Colonel Katoua Soumangha, Directeur Général de la DGDI (Cedoc) © D.R

Depuis le 21 novembre 2017, le passeport du pasteur Georges Bruno Ngoussi, président de la Plateforme de la société gabonaise ayant déposé plainte auprès de la CPI contre les auteurs des violences post-électorales et fervent soutien de Jean Ping est retenu par la Direction général de la documentation et de l’immigration (DGDI),communement appelée Cedoc, sans motifs valables.

Pour dénouer cette situation qui prive le pasteur Ngoussi de sortie du territoire, le président de l’Église de Nazareth du Gabon, a saisi la Commission nationale de droit de l’Homme.
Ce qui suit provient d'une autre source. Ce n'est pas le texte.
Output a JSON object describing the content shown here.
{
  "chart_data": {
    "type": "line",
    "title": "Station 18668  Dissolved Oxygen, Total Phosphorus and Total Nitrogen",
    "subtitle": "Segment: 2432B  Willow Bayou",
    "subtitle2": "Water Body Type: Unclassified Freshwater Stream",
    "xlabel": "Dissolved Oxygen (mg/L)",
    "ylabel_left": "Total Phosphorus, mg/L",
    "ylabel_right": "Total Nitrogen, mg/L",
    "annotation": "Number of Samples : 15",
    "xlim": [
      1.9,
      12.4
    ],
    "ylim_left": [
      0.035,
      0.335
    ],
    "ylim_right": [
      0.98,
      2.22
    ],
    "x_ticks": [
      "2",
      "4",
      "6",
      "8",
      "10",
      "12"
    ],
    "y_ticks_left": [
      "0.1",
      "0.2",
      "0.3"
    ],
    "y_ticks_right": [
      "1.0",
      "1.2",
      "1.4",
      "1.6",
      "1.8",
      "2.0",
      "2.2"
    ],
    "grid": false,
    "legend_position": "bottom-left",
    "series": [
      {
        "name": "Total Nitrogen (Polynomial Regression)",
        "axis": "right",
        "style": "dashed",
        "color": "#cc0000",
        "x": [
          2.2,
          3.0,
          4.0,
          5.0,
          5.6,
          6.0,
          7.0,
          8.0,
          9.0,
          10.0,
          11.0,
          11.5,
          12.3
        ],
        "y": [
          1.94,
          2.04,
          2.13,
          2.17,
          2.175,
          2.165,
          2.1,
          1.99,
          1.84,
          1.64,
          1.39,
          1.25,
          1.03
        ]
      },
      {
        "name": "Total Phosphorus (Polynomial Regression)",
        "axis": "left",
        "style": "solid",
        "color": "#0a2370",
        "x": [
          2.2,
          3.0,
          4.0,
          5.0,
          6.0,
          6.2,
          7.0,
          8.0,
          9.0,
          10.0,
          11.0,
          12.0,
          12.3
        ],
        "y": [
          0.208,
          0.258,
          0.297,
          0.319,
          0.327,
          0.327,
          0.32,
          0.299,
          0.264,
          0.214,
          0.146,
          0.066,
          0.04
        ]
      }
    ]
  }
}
Cette institution présidée par Me Homa Moussavou a adressé un courrier à la DGDI pour  lui signifier que la rétention du passeport du pasteur Ngoussi constituait une violation des droit de l’Homme, notamment «la liberté d’aller et venir qui est consacrée aussi bien par la Constitution gabonaise du 26 mars 1991 que par la Déclaration des droits de l’Homme du 10 décembre 1948 et par le Pacte international relatif aux droits civiques et politiques du 16 décembre 1966, ratifié par le Gabon le 21 janvier 1983.»     

Par ailleurs le défenseur des droits de l’Homme a rappelé au directeur général de la documentation et de l’Immigration qu’en vertu de la ratification de ces textes, «la république gabonaise se trouve dans l’obligation de respecter ses engagements internationaux relativement à cette liberté fondamentale.»

Reçu par la DGDI depuis le 4 janvier, le courrier du président de la Commission nationale de droit de l’Homme est toujours sans réponse.